Energy Action Month educates Airmen

Courtesy of Air Force News Service

WASHINGTON — October is Energy Action Month throughout the federal government, and in the Air Force, Energy Action Month is the centerpiece of the “I am Air Force Energy” campaign dedicated to educating Airmen on ways they can maximize their energy efficiency and mission effectiveness.

The Air Force launched its month long series of educational opportunities and activities with a letter to all Airmen from Secretary of the Air Force Deborah Lee James, Air Force Chief of Staff Gen. Mark A. Welsh III and Chief Master Sgt. of the Air Force James A. Cody. The leaders wrote, “Energy is a fundamental component of all Air Force operations. The smart use of energy means flying our aircraft farther, transporting more cargo and accomplishing our mission in a more efficient and effective way.”

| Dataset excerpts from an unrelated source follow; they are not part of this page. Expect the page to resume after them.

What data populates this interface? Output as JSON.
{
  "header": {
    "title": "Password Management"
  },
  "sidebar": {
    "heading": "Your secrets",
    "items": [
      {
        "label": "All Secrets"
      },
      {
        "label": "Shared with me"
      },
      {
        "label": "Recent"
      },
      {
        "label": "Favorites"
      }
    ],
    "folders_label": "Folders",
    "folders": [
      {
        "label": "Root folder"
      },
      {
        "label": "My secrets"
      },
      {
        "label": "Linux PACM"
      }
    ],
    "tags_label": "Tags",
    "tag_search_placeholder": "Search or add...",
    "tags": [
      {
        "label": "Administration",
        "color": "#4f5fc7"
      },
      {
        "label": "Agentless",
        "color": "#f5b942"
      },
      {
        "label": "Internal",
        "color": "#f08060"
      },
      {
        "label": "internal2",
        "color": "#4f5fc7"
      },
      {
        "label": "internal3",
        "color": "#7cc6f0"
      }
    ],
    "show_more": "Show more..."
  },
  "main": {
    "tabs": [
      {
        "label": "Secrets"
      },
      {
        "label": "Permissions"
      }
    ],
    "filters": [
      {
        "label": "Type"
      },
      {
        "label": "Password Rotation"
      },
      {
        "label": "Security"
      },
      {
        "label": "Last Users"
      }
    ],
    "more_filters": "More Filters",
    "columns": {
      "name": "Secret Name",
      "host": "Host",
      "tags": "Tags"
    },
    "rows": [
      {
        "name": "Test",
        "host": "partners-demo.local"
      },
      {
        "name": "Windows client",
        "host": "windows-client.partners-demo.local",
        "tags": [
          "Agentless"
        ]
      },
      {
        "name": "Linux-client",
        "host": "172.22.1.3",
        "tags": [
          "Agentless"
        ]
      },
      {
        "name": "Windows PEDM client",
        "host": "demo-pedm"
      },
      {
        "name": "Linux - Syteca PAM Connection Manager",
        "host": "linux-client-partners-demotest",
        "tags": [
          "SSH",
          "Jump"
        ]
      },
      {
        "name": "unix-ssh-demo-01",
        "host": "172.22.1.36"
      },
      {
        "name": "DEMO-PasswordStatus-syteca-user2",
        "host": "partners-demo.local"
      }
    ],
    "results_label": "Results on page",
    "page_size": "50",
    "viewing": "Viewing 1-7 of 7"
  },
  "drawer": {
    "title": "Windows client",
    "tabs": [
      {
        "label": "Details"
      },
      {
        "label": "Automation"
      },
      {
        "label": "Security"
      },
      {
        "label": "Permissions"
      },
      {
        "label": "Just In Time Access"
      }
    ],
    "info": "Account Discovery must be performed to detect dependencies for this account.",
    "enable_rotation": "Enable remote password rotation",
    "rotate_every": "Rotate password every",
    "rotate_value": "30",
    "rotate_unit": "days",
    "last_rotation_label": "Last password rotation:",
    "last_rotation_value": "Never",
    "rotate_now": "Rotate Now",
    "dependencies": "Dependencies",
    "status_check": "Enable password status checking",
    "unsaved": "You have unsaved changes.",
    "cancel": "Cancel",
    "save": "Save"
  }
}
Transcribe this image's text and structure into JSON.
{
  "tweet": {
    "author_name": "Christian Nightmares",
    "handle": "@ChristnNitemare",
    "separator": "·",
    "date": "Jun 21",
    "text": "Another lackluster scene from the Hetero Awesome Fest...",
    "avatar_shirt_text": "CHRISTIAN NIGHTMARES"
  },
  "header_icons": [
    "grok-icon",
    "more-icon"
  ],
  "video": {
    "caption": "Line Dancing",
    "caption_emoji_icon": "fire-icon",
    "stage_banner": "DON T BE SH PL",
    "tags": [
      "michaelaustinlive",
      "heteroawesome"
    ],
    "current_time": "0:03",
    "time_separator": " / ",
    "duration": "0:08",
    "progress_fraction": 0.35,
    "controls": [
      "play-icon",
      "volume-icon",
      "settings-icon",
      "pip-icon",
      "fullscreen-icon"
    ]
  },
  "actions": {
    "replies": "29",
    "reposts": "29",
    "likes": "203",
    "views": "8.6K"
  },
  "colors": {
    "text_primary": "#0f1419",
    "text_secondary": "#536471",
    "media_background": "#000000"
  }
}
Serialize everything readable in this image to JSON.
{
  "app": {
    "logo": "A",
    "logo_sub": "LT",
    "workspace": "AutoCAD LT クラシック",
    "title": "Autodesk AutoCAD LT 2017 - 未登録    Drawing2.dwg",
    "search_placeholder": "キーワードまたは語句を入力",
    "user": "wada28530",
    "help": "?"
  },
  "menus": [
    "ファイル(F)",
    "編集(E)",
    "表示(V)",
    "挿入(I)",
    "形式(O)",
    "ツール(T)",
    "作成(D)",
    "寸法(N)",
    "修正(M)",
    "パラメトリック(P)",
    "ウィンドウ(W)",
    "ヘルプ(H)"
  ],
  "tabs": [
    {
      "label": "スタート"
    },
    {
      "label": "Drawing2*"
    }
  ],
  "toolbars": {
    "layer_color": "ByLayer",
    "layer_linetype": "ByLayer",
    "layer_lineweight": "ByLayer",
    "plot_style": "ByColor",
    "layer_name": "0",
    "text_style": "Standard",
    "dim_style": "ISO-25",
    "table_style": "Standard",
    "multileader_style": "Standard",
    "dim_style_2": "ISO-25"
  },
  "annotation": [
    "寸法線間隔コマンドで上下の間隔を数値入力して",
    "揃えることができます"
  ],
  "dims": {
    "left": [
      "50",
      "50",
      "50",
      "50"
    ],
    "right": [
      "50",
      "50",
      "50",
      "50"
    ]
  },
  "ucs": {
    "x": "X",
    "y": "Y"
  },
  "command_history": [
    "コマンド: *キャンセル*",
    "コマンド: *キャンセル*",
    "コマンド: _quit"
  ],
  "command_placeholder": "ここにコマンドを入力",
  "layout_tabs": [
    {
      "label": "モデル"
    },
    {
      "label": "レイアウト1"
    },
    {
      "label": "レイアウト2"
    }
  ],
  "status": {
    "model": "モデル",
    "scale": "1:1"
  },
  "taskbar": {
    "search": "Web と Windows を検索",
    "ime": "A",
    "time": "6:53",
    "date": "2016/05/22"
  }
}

Throughout October, the Air Force will share innovative ways in which Airmen and their families can make more energy-aware choices. These include turning off lights, limiting the time vehicles idle, shutting down unnecessary appliances and other equipment and observing energy efficient behavior on the job. Implementing these sorts of best practices can have a significant impact on reducing energy demand.

“Since fiscal year 2011, the Air Force has created a 10 percent increase in the distance we can carry a ton of cargo on a gallon of fuel, while simultaneously decreasing the related costs by more than 8 percent,” said Miranda Ballentine, the assistant secretary of the Air Force for installations, environment and energy. “This is one of many success stories driven by great suggestions from the field.”

Airmen can submit their energy ideas at the Airmen Powered by Innovation website.

Airmen have already greatly improved the Air Force’s energy efficiency during the last several years. In 2013, the 97th Air Mobility Wing at Altus Air Force Base, Oklahoma, implemented scheduling and airspace initiatives which resulted in $30 million saved.

Their innovations include giving scheduling priority to their closest air refueling tracks and creating a racetrack re-attack route at their drop zone, which trimmed 18 minutes of flying time per sortie. Enterprise-wide, the Air Force nearly doubled the use of alternative fuel sources in ground vehicles in 2013, as compared to 2008, and it increased the percentage of energy capacity from renewable sources to 8 percent.

The Department of Energy recognized teams of Airmen from installations throughout the Air Force with eight of the Federal Energy Management Program awards. Of the 25 FEMP awards presented in 2014, 10 different government agencies were recognized, but none had more awardees than the Air Force. The eight Air Force winners included:

Joint Base Elmendorf-Richardson’s Richard Hiatt and Griffith Turpin, who worked with the city of Anchorage, Alaska and Doyon Utilities to build a landfill gas waste-to-energy plant on the installation. For years, the city had collected and burned landfill gas, primarily methane, next to the base, and now it is used to generate more than 26 percent of the base’s yearly electric need. The project is expected to save $73.6 million during its 46-year lifecycle.

The office of the assistant secretary of the Air Force for installations, environment and energy’s energy analysis task force in D.C., made up of Cols. Alan Sims, Col. Michael Smith, Lt. Col. Chip Bulger, Lt. Col. Jeffrey Havlicek and Lt. Col. Mark Lyons leveraged the expertise of 18 Air Force Reserve members to identify and embed six industry best practices across the service. One example was a partnership with Air Mobility Command to enhance cargo load processes that eliminated 1,044 sorties and saved $12.6 million in fuel.

The Air Force Space Command energy program team of Jim Jacobsen, Monie McVay, Randall Pieper, Tim Pugh and Fox Theriault at Peterson AFB, Colorado, focused on two top energy users — high-efficiency exterior lighting and vehicle fleet fuel.

AFSPC connected Clear Air Force Station, Alaska, to the electric grid, saving $1.5 million annually; made upgrades to a power plant at Thule Air Base, Greenland saving 636,265 gallons of jet fuel and $2.6 million annually; and they saved $1 million annually by installing 6,600 LED lights, street and parking lot fixtures across the command. Finally, AFSPC was the first command to implement biodiesel use throughout its non-tactical fleet.